Muse Sick-n-hour Mess Age
Public Enemy
Polygram
Reviewed by Jean-Paul Nassif

An attempted murder charge and a debilitating crack-cocaine addiction are what Chuck D's (lead vocalist of Public Enemy) clock-wearing comic relief sidekick Flavour Flav has had to deal with. Inevitably, such events were responsible for a lot of negative attention.

In 1992, Public Enemy (after the album Apocalypse '91: The enemy strikes Black) released Greatest Misses, an album containing mostly remixes of old songs. Even dedicated fans thought that their amazing rap career had come to an end. Fortunately, the release of Muse Sick-n-hour Mess Age" (music and our message) proves that PE is far from over.

The album peeks into the future, to 1999 as the masses of people continue to submit themselves to the programming of white supremacy under the leadership of ex-Klan member David Duke. It has as much revolutionary conviction as any of their earlier material, with 21 hard-hitting tracks.

This album is a 72-minute testimony of angry poetry and black rebellion. The usual style of various samples and hurling beats have been incorporated with new dialogue, powerful lyrics and occasional thrashy drums, as in the dooming track "Hitler Day".

Chuck D adopts an internationalist attitude towards racial oppression and crushes tokenism in the song "White Heaven/Black Hell". Without stooping to reverse racism, the song invalidates claims that there is no longer a need for black self-determination and emancipation. It emphasises that although some progress has been made in throwing off the second class citizenship status of African Americans and black peoples worldwide, capital and control are still monopolised by whites, predominantly white males.

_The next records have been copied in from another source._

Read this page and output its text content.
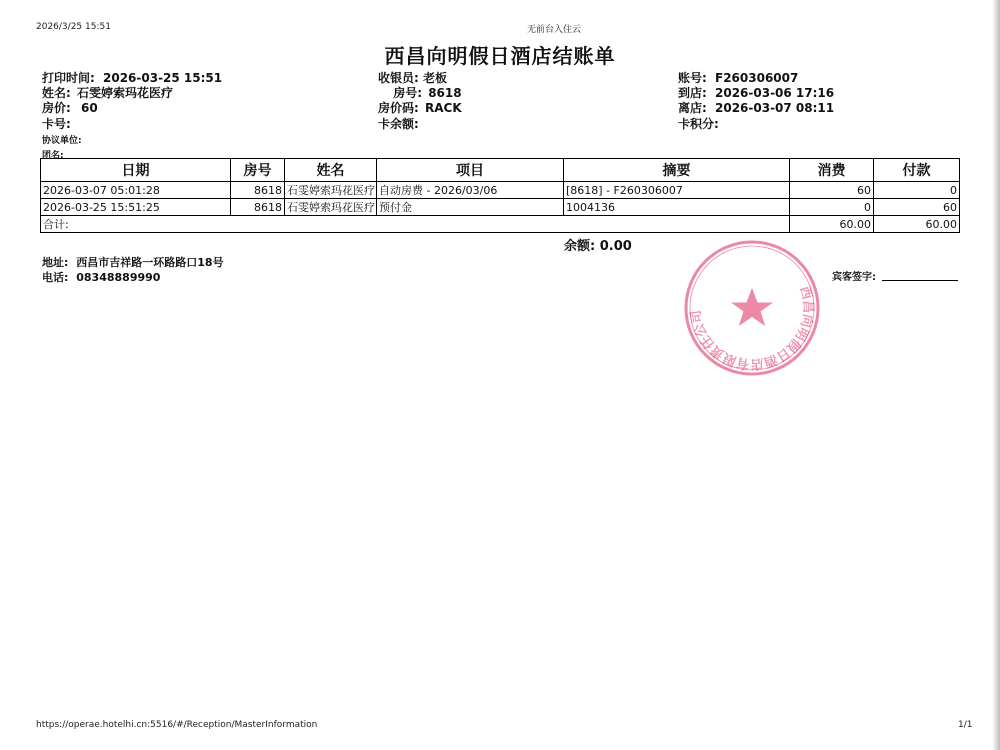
2026/3/25 15:51	无前台入住云
西昌向明假日酒店结账单
打印时间: 2026-03-25 15:51
姓名: 石雯婷索玛花医疗
房价: 60
卡号:
协议单位:
团名:
收银员: 老板
房号: 8618
房价码: RACK
卡余额:
账号: F260306007
到店: 2026-03-06 17:16
离店: 2026-03-07 08:11
卡积分:
日期	房号	姓名	项目	摘要	消费	付款
2026-03-07 05:01:28	8618	石雯婷索玛花医疗	自动房费 - 2026/03/06	[8618] - F260306007	60	0
2026-03-25 15:51:25	8618	石雯婷索玛花医疗	预付金	1004136	0	60
合计:					60.00	60.00
余额: 0.00
地址: 西昌市吉祥路一环路路口18号
电话: 08348889990	宾客签字:
西昌向明假日酒店有限责任公司
https://operae.hotelhi.cn:5516/#/Reception/MasterInformation	1/1
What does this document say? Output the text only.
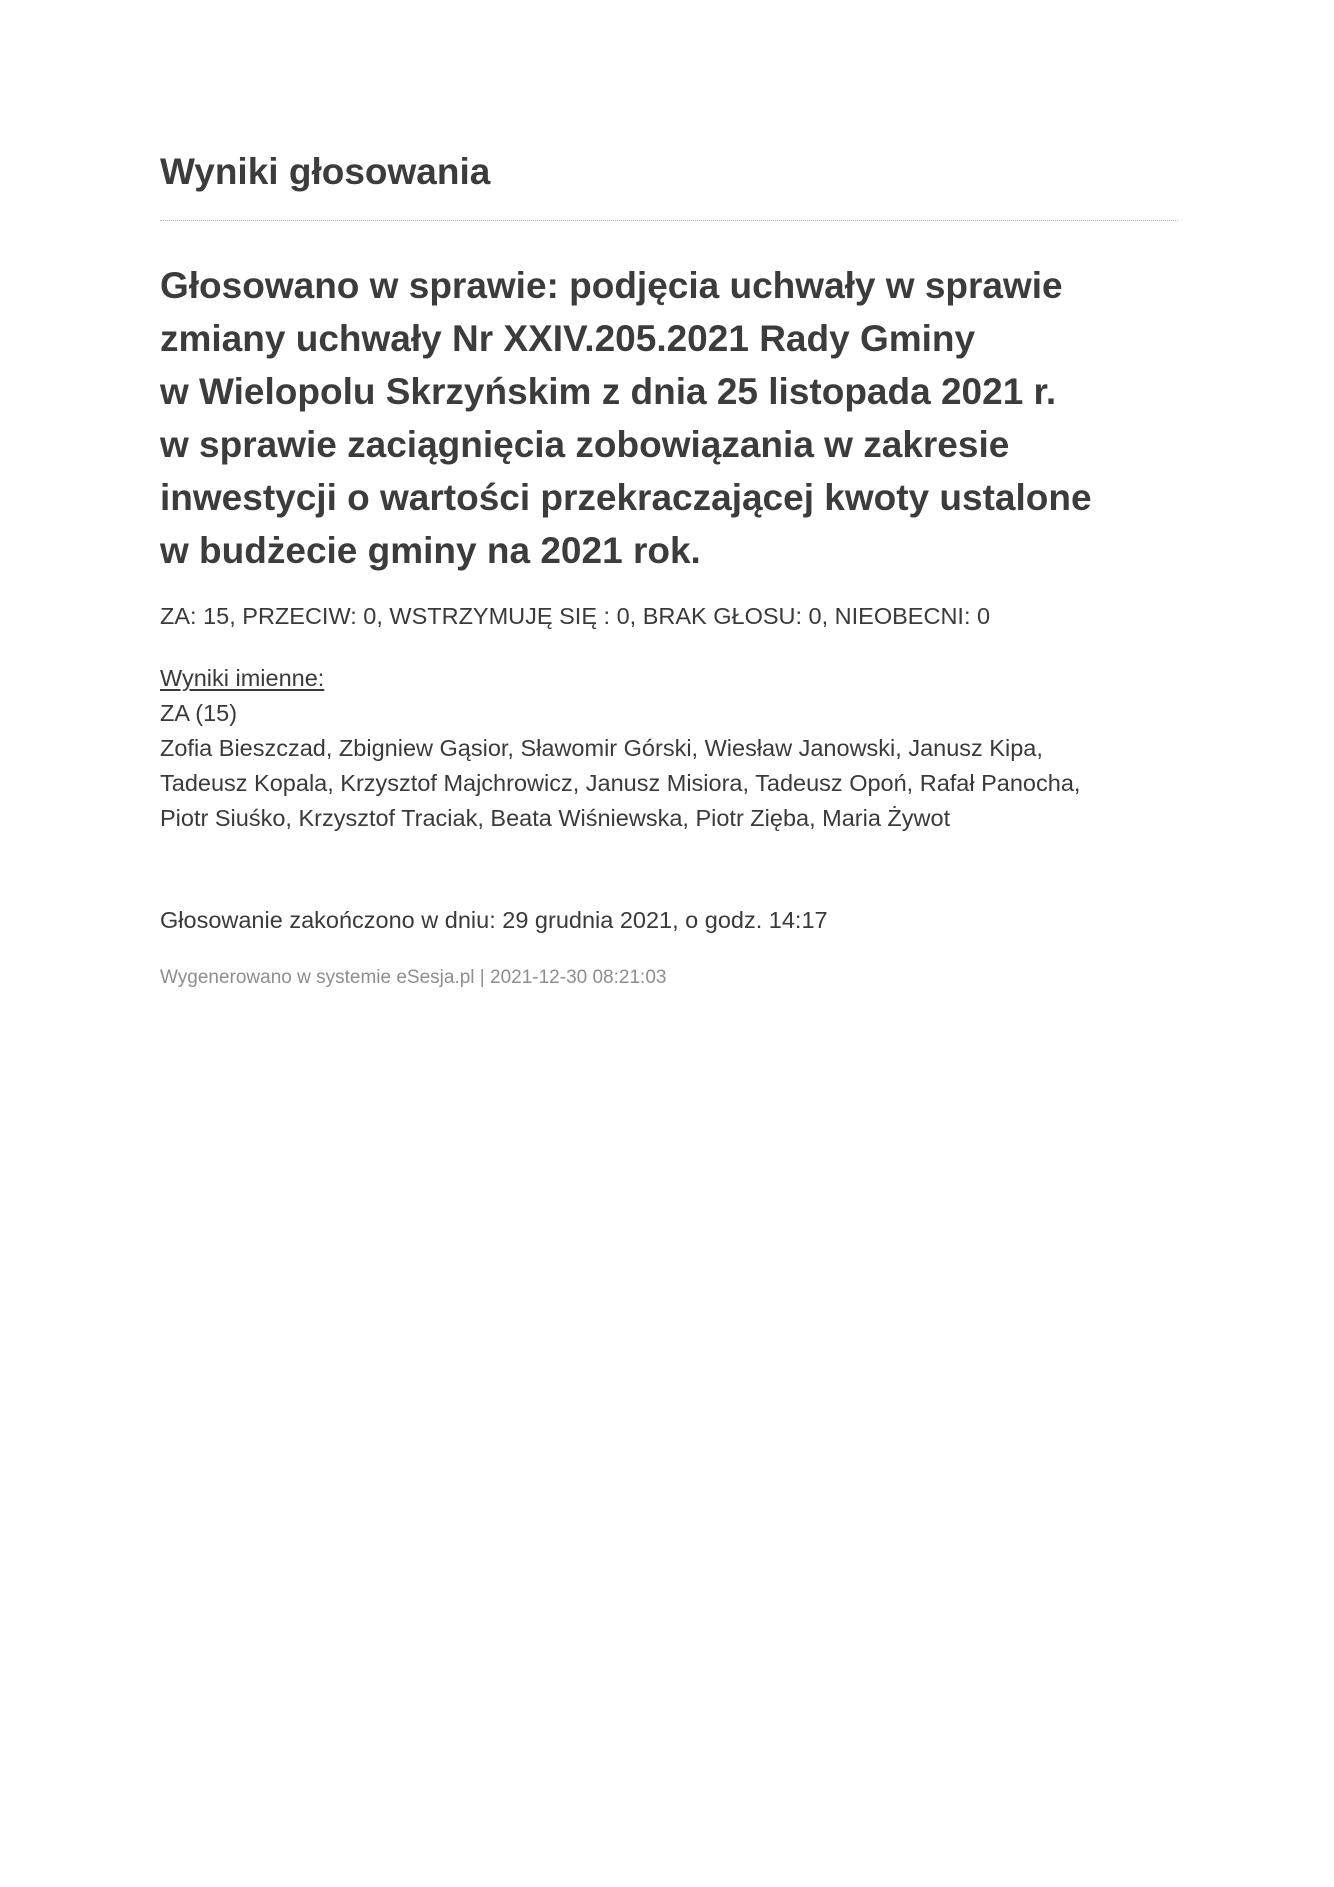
Wyniki głosowania
Głosowano w sprawie: podjęcia uchwały w sprawie
zmiany uchwały Nr XXIV.205.2021 Rady Gminy
w Wielopolu Skrzyńskim z dnia 25 listopada 2021 r.
w sprawie zaciągnięcia zobowiązania w zakresie
inwestycji o wartości przekraczającej kwoty ustalone
w budżecie gminy na 2021 rok.
ZA: 15, PRZECIW: 0, WSTRZYMUJĘ SIĘ : 0, BRAK GŁOSU: 0, NIEOBECNI: 0
Wyniki imienne:
ZA (15)
Zofia Bieszczad, Zbigniew Gąsior, Sławomir Górski, Wiesław Janowski, Janusz Kipa,
Tadeusz Kopala, Krzysztof Majchrowicz, Janusz Misiora, Tadeusz Opoń, Rafał Panocha,
Piotr Siuśko, Krzysztof Traciak, Beata Wiśniewska, Piotr Zięba, Maria Żywot
Głosowanie zakończono w dniu: 29 grudnia 2021, o godz. 14:17
Wygenerowano w systemie eSesja.pl | 2021-12-30 08:21:03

"I ain't mad at all" is an attack on excessive materialism and consumerism while "Thin line between law and rape" examines the rape and pillage mentality/tradition bestowed upon the indigenous Americans.

"Bedlam 13:13" addresses the environmental issues which — despite the evident urgency — remain politically unaddressed.

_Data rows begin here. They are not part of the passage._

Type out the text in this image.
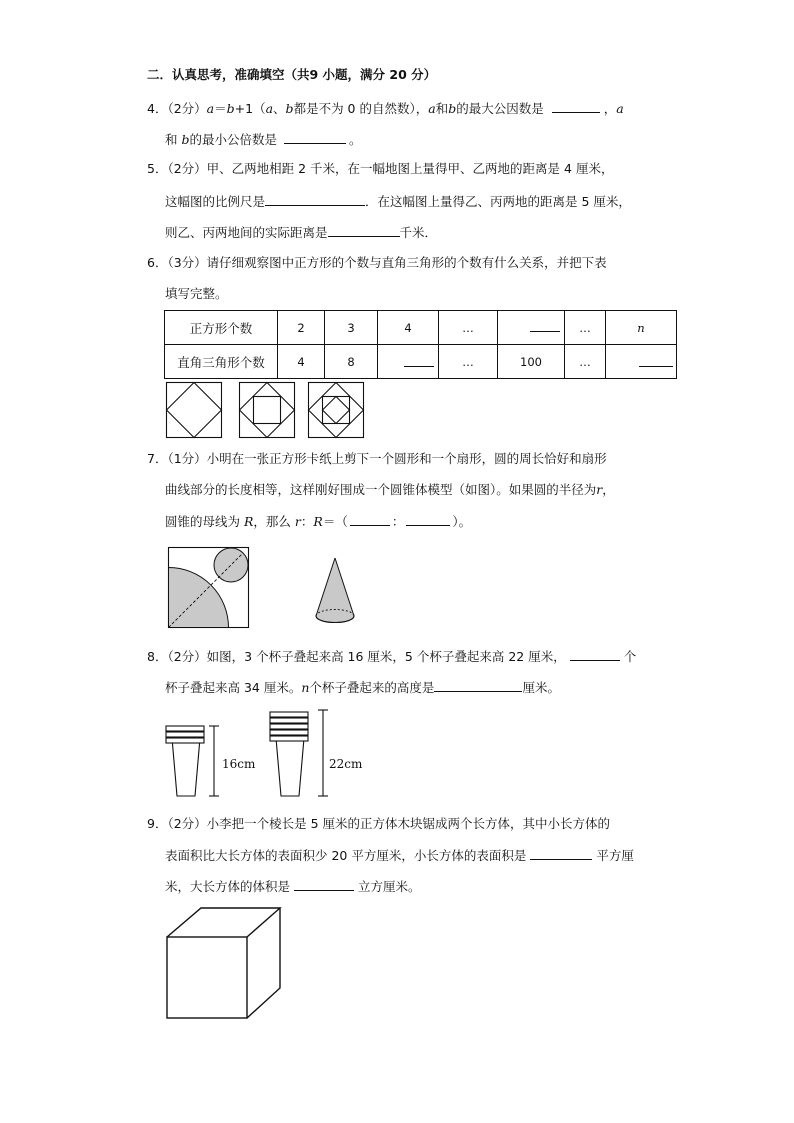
二．认真思考，准确填空（共9 小题，满分 20 分）
4．（2分）a＝b+1（a、b都是不为 0 的自然数），a和b的最大公因数是	，a
和 b的最小公倍数是	。
5．（2分）甲、乙两地相距 2 千米，在一幅地图上量得甲、乙两地的距离是 4 厘米，
这幅图的比例尺是	．在这幅图上量得乙、丙两地的距离是 5 厘米，
则乙、丙两地间的实际距离是	千米．
6．（3分）请仔细观察图中正方形的个数与直角三角形的个数有什么关系，并把下表
填写完整。
正方形个数	2	3	4	…		…	n
直角三角形个数	4	8		…	100	…	
7．（1分）小明在一张正方形卡纸上剪下一个圆形和一个扇形，圆的周长恰好和扇形
曲线部分的长度相等，这样刚好围成一个圆锥体模型（如图）。如果圆的半径为r，
圆锥的母线为 R，那么 r：R＝（	：	）。
8．（2分）如图，3 个杯子叠起来高 16 厘米，5 个杯子叠起来高 22 厘米，	个
杯子叠起来高 34 厘米。n个杯子叠起来的高度是	厘米。
16cm	22cm
9．（2分）小李把一个棱长是 5 厘米的正方体木块锯成两个长方体，其中小长方体的
表面积比大长方体的表面积少 20 平方厘米，小长方体的表面积是	平方厘
米，大长方体的体积是	立方厘米。
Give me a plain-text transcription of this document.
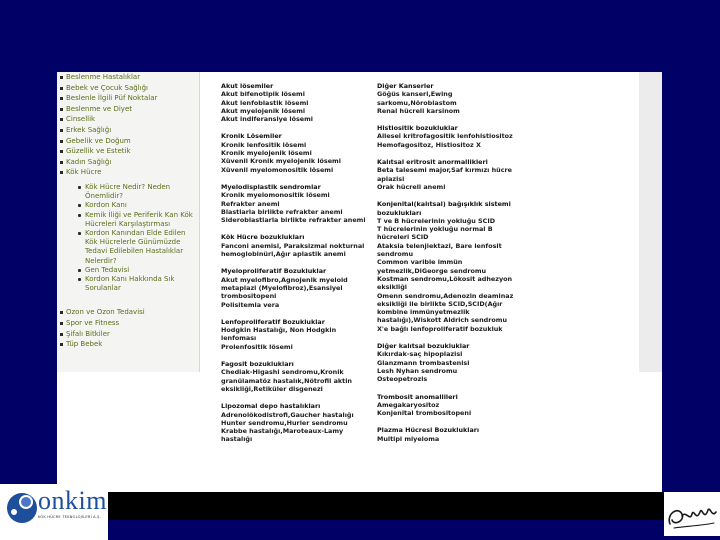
Beslenme Hastalıklar
Bebek ve Çocuk Sağlığı
Beslenle İlgili Püf Noktalar
Beslenme ve Diyet
Cinsellik
Erkek Sağlığı
Gebelik ve Doğum
Güzellik ve Estetik
Kadın Sağlığı
Kök Hücre
Kök Hücre Nedir? Neden Önemlidir?
Kordon Kanı
Kemik İliği ve Periferik Kan Kök Hücreleri Karşılaştırması
Kordon Kanından Elde Edilen Kök Hücrelerle Günümüzde Tedavi Edilebilen Hastalıklar Nelerdir?
Gen Tedavisi
Kordon Kanı Hakkında Sık Sorulanlar
Ozon ve Ozon Tedavisi
Spor ve Fitness
Şifalı Bitkiler
Tüp Bebek
Akut lösemiler
Akut bifenotipik lösemi
Akut lenfoblastik lösemi
Akut myelojenik lösemi
Akut indiferansiye lösemi
Kronik Lösemiler
Kronik lenfositik lösemi
Kronik myelojenik lösemi
Xüvenil Kronik myelojenik lösemi
Xüvenil myelomonositik lösemi
Myelodisplastik sendromlar
Kronik myelomonositik lösemi
Refrakter anemi
Blastlarla birlikte refrakter anemi
Sideroblastlarla birlikte refrakter anemi
Kök Hücre bozuklukları
Fanconi anemisi, Paraksizmal nokturnal hemoglobinüri,Ağır aplastik anemi
Myeloproliferatif Bozukluklar
Akut myelofibro,Agnojenik myeloid metaplazi (Myelofibroz),Esansiyel trombositopeni
Polisitemia vera
Lenfoproliferatif Bozukluklar
Hodgkin Hastalığı, Non Hodgkin lenfoması
Prolenfositik lösemi
Fagosit bozuklukları
Chediak-Higashi sendromu,Kronik granülamatöz hastalık,Nötrofil aktin eksikliği,Retiküler disgenezi
Lipozomal depo hastalıkları
Adrenolökodistrofi,Gaucher hastalığı
Hunter sendromu,Hurler sendromu
Krabbe hastalığı,Maroteaux-Lamy hastalığı
Diğer Kanserler
Göğüs kanseri,Ewing sarkomu,Nöroblastom
Renal hücreli karsinom
Histiositik bozukluklar
Ailesel kritrofagositik lenfohistiositoz
Hemofagositoz, Histiositoz X
Kalıtsal eritrosit anormallikleri
Beta talesemi major,Saf kırmızı hücre aplazisi
Orak hücreli anemi
Konjenital(kalıtsal) bağışıklık sistemi bozuklukları
T ve B hücrelerinin yokluğu SCID
T hücrelerinin yokluğu normal B hücreleri SCID
Ataksia telenjiektazi, Bare lenfosit sendromu
Common varible immün yetmezlik,DiGeorge sendromu
Kostman sendromu,Lökosit adhezyon eksikliği
Omenn sendromu,Adenozin deaminaz eksikliği ile birlikte SCID,SCID(Ağır kombine immünyetmezlik hastalığı),Wiskott Aldrich sendromu
X'e bağlı lenfoproliferatif bozukluk
Diğer kalıtsal bozukluklar
Kıkırdak-saç hipoplazisi
Glanzmann trombastenisi
Lesh Nyhan sendromu
Osteopetrozis
Trombosit anomallileri
Amegakaryositoz
Konjenital trombositopeni
Plazma Hücresi Bozuklukları
Multipl miyeloma
onkim
KÖK HÜCRE TEKNOLOJİLERİ A.Ş.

Not many issues escape PE, and fratricide (black on black crime) is a high priority on their agenda. It is made clear that the system manoeuvres the under-class and less politically powerful groups into subordination to their oppressors. Black on Black crime is an example of divide and conquer.

"Race against time", one of the best sounding tracks of the album, discusses how black people are disproportionately affected by all the evils of modern society.

"Ain't Nuttin Buttersong" hits down on the USA's racist traditions. Public Enemy's description of the US flag is: "The red is for our bloodshed/ The blue is for those sad-ass songs we be singin' in church — the blues, while the white man's heaven is the black man's hell/ The stars is what we saw when our ass got beat/ The stripes are for the whip marks in our back/ The white is for the obvious ... There ain no black in that flag ..."

Although every song on this album has something to offer, both musically and lyrically, "Hitler Day" draws attention to US hypocrisy with biting irony. Chuck D explains: "Why are we as a people forced to celebrate days like Columbus Day, when it kicked off 500 years of genocide? That's as crazy as celebrating Hitler Day."

If you haven't heard Public Enemy's material before, this is a good album to start on. It may well be the best rap release this year. It's challenging, confrontational, very artistic and smooth to listen to. It was certainly worth the wait!